La classifica ponderale per varietà vede ai primi tre posti per le uve bianche: Pinot grigio (q.li 332.044/32,37%), Chardonnay (q.li 292.415/25,51%),e Muller thurgau (q.li 94.56/9,26%).
Nell’elenco delle uve nere i numeri sono meno differenziati, ma consentono di posizionare ai primi tre posti i vitigni Teroldego (q.li 66.066/6,44%), Merlot (q.li 61.376/5.98%) e Schiava (q.li 24.272/2,37%).
Abbandoniamo il panorama generale per concentrare attenzione sullo Chardonnay.
Originario della Borgogna, era già presente nella collezione varietale dell’ Istituto agrario di S. Michele come risulta da note scritte di Edmondo Mach, fondatore dell’ Istituto agrario (1874). A piantarlosulle acosta orientale del lago di Caldonazzo a cavallo del ‘900, fu Giulio Ferrrari, padre della spumantistica trentina, ma soprattutto preveggente vivaista viticolo. Per alcuni decenni lo chardonnay è rimasto confuso con il Pinot bianco e solo nel 1955 Rebo Rigotti segnalò che in un vigneto di Pinot bianco dell’azienda viticola di S. Michele alcuni ceppi producevano uva con parametri analitici diversi dal Pinot bianco. Nel 1967 Fischer e Manzoni, docenti di viticoltura ed enologia alla scuola di S. Michele confermarono la sostanziale differenza tra Pinot bianco Chardonnay a netto vantaggio del secondo. A partire dal 1978, anno di riconoscimento dello Chardonnay vitigno distinto dal Pinot bianco e della sua iscrizione nel registro nazionale delle varietà autorizzate, il vitigno ha avuto una crescente diffusione in tutte le zone viticole del Trentino e a varie quote, senza tenere conto talora dell’esposizione e della giacitura dei terreni.
L’evoluzione quantitativa dello Chardonnay in Trentino si evince dai numeri del rapporto del Consorzio vini trentini: 236.460 q.li nel 1995; 329.386 nel 2000; 293.724 nel 2005, 361.162 nel 2010; 292.415 nel 2014. Il sorpasso del Pinot grigio è solo di quest’ano.
Nel libro “Lo Chardonnay, storia e vocazione” (di un nobile vitigno nel Trentino e nel mondo) edito dalla cantina Lavis-Valle di Cembra) si trova una vasta e dettagliata documentazione prodotta da esperti dell’ Istituto agrario di S. Michele e della stessa cantina promotrice di un omologo convegno, che porta a due conclusioni: lo Chardonnay ha trovato in Trentino un mosaico di siti diversi che consente al vitigno di esprimere il suo potenziale genetico secondo una scala di valori non omogenea; la migliore uva Chardonnay base spumante si produce, anche se non elusivamente, a quote medio-alte.

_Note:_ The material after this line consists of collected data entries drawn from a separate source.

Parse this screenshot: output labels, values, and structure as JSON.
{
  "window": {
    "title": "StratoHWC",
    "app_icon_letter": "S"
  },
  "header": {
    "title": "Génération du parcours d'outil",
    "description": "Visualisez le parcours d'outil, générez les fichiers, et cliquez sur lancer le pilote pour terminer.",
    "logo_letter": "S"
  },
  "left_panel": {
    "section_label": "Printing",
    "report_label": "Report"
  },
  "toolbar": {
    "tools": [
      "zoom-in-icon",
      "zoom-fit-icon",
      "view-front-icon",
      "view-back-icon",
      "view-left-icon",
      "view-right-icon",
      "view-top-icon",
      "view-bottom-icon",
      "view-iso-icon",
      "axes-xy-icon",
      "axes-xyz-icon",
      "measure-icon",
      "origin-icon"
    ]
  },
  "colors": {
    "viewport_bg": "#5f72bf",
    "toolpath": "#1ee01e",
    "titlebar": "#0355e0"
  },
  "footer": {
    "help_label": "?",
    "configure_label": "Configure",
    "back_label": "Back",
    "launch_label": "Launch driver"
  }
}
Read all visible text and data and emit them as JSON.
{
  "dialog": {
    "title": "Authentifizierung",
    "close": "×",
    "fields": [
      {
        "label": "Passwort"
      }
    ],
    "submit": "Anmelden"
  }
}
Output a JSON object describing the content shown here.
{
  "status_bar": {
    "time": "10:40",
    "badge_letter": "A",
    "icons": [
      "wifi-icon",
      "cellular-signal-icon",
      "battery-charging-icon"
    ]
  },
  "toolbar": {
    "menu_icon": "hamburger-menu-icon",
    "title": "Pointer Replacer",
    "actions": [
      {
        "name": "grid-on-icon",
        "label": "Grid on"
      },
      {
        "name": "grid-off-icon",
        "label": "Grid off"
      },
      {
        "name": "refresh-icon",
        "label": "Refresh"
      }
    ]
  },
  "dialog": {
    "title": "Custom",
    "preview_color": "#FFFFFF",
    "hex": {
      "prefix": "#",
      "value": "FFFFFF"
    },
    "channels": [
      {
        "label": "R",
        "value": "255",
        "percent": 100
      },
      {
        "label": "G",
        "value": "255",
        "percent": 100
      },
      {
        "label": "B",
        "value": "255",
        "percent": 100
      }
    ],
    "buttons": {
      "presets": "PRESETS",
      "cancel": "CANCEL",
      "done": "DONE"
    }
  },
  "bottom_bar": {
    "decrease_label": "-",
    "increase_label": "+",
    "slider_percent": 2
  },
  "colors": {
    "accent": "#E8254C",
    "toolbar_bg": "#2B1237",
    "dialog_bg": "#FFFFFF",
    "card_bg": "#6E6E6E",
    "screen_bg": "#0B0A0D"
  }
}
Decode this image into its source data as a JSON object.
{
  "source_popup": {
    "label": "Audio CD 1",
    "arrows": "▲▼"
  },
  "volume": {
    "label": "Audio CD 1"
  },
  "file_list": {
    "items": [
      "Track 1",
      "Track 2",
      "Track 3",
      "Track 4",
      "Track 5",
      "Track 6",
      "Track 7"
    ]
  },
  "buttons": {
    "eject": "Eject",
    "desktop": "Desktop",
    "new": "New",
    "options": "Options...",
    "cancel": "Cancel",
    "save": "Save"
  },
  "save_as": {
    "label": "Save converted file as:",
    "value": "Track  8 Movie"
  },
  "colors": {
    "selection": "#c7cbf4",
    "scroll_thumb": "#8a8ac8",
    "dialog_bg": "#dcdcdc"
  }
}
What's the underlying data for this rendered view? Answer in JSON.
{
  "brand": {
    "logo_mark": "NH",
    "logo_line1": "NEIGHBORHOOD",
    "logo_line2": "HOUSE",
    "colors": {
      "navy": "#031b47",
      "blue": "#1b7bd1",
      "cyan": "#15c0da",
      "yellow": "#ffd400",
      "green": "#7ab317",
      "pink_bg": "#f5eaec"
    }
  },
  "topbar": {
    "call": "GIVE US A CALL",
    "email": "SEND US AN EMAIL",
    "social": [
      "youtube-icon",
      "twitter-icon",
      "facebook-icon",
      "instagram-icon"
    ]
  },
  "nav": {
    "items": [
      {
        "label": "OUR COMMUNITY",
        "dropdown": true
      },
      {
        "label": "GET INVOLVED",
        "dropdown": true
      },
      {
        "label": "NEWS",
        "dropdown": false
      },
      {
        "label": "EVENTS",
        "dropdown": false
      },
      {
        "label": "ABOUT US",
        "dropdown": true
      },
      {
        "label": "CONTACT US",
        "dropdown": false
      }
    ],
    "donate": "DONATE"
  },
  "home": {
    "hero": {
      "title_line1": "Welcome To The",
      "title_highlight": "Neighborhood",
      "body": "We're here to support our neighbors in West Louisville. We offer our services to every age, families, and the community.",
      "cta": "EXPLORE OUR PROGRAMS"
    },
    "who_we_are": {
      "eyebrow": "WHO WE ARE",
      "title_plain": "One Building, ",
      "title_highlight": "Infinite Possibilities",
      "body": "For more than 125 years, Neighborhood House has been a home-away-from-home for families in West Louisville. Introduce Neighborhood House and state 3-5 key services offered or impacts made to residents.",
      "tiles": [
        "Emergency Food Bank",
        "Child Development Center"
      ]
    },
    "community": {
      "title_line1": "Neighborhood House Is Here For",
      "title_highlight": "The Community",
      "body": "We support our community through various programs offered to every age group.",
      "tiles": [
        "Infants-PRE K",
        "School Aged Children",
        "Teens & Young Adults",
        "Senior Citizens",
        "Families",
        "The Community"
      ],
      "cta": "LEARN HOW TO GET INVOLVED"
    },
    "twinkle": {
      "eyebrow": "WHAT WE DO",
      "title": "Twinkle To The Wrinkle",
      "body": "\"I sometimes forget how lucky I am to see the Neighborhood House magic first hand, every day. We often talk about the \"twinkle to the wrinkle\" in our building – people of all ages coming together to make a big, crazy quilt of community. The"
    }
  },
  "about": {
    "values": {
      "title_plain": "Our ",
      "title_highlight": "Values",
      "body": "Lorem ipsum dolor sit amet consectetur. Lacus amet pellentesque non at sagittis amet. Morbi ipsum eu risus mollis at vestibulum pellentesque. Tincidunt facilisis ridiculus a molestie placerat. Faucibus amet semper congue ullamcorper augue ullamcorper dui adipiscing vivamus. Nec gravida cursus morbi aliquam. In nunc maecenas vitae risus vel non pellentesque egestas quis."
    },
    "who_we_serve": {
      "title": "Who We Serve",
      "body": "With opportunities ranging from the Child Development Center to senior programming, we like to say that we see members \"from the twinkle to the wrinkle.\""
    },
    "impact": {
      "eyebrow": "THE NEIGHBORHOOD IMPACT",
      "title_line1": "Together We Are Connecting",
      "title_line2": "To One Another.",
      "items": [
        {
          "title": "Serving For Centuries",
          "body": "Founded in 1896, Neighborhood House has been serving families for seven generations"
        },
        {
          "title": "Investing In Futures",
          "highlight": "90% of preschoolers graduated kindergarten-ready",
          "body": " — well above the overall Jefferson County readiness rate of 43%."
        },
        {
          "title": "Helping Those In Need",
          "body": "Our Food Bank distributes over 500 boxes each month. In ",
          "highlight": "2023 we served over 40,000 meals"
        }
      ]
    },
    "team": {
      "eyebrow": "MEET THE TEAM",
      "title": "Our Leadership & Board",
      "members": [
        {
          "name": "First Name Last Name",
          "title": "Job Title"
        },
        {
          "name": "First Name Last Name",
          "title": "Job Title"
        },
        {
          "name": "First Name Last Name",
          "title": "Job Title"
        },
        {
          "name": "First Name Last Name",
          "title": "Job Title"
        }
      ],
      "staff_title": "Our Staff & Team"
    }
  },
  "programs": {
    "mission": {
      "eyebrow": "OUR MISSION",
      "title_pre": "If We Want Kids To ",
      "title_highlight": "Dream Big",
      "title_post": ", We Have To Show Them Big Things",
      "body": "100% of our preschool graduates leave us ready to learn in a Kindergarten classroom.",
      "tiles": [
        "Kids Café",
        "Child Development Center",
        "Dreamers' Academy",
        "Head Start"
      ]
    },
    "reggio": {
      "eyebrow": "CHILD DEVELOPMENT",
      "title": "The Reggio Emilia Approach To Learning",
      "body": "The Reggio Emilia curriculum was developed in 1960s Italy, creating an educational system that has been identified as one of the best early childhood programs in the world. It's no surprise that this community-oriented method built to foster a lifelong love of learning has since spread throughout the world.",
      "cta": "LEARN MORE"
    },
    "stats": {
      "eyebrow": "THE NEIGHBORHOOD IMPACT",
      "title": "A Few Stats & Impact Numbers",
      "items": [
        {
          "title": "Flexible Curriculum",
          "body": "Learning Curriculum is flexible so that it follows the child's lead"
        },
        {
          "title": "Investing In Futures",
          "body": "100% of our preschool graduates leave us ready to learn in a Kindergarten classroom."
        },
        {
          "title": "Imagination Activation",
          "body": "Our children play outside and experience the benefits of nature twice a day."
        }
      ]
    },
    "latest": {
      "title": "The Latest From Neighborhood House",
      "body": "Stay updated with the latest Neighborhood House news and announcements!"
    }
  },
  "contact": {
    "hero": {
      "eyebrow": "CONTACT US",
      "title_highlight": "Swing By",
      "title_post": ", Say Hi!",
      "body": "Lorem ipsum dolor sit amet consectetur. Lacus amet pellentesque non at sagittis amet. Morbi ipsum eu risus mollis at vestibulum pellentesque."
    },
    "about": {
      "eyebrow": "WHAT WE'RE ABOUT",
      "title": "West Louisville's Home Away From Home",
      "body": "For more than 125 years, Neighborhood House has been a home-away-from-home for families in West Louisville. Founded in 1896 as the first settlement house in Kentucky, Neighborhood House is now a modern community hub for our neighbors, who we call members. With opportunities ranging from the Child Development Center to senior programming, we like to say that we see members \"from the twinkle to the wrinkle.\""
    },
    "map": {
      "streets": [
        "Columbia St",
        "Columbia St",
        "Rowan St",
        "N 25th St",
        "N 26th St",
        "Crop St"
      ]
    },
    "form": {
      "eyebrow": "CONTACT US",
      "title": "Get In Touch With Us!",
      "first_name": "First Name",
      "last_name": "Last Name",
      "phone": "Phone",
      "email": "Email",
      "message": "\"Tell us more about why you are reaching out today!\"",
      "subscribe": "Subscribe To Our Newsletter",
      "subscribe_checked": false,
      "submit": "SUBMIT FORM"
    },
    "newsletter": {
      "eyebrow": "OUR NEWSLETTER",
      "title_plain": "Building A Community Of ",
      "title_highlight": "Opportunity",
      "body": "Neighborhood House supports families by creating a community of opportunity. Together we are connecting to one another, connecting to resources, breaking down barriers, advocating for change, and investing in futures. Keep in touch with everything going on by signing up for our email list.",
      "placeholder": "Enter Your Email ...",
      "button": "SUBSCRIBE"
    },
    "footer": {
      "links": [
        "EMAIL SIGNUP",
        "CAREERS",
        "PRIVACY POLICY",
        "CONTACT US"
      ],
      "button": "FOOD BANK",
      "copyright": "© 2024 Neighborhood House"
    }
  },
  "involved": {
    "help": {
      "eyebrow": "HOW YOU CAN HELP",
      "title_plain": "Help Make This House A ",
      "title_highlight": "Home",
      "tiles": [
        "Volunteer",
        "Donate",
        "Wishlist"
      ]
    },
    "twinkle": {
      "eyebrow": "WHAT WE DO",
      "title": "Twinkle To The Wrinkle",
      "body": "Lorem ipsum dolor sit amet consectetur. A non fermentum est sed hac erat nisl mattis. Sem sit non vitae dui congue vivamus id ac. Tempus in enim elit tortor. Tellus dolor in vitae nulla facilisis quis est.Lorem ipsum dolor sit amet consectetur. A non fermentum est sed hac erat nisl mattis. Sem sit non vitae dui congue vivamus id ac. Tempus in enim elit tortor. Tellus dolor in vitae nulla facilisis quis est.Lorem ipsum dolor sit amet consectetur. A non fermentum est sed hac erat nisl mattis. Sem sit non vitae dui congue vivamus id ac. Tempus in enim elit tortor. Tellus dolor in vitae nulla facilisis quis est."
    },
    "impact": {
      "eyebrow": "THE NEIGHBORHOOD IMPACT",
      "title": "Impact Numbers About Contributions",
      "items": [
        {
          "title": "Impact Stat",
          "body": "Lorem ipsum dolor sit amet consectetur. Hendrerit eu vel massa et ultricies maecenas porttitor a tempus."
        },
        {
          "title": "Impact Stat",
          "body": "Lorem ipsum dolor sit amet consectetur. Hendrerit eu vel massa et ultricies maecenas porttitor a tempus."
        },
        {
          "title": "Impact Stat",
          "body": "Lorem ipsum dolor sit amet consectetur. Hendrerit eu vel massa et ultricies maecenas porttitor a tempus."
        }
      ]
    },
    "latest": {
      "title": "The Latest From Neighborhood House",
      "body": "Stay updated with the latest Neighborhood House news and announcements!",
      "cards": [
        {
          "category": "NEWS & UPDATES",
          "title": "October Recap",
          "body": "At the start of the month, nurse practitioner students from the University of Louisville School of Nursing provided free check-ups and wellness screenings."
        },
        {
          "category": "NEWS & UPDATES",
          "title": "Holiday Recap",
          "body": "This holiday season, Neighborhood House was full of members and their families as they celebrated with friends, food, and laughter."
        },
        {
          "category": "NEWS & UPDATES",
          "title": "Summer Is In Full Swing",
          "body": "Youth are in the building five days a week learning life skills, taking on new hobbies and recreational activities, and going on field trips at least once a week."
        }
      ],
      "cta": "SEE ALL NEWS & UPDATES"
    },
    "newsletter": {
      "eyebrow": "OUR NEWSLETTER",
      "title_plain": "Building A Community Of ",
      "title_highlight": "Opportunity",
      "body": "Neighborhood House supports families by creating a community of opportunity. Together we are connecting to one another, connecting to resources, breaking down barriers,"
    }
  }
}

Tenendo conto che da un chilogrammo di uva Chardonnay si produce una bottiglia di spumante classico da 7/10 e che in Trentino si producono attualmente 7,5 milioni di bottiglie che si fregiano del marchio Trentodoc, viene da chiedere perché non si utilizza l’uva in esubero, esclusa la quota destinata a vino fermo, per aumentare di molto il numero di bottiglie di Trentodoc? Risposta probabile: ad aumentare si fa presto, ma poi riusciremo a vendere le bottiglie prodotte oltre la soglia consolidata che qualcuno sostiene essere addirittura in calo?
C’è una alternativa: utilizzare lo Chardonnay prodotto a quote medio-basse per produrre uno spumante metodo charmat simil prosecco. Obiezione: una parte dell’uva Chardonnay viene già utilizzata con questo metodo da almeno una cantina trentina. Proviamo a rilanciare: si potrebbe adottare il metodo charmat lungo di Nereo Cavazzani per produrre uno spumante diverso dal classico, ma di alta qualità, da vendere a un prezzo inferiore a quello del Trentodoc con un marchio collettivo che richiama il Trentino e la montagna.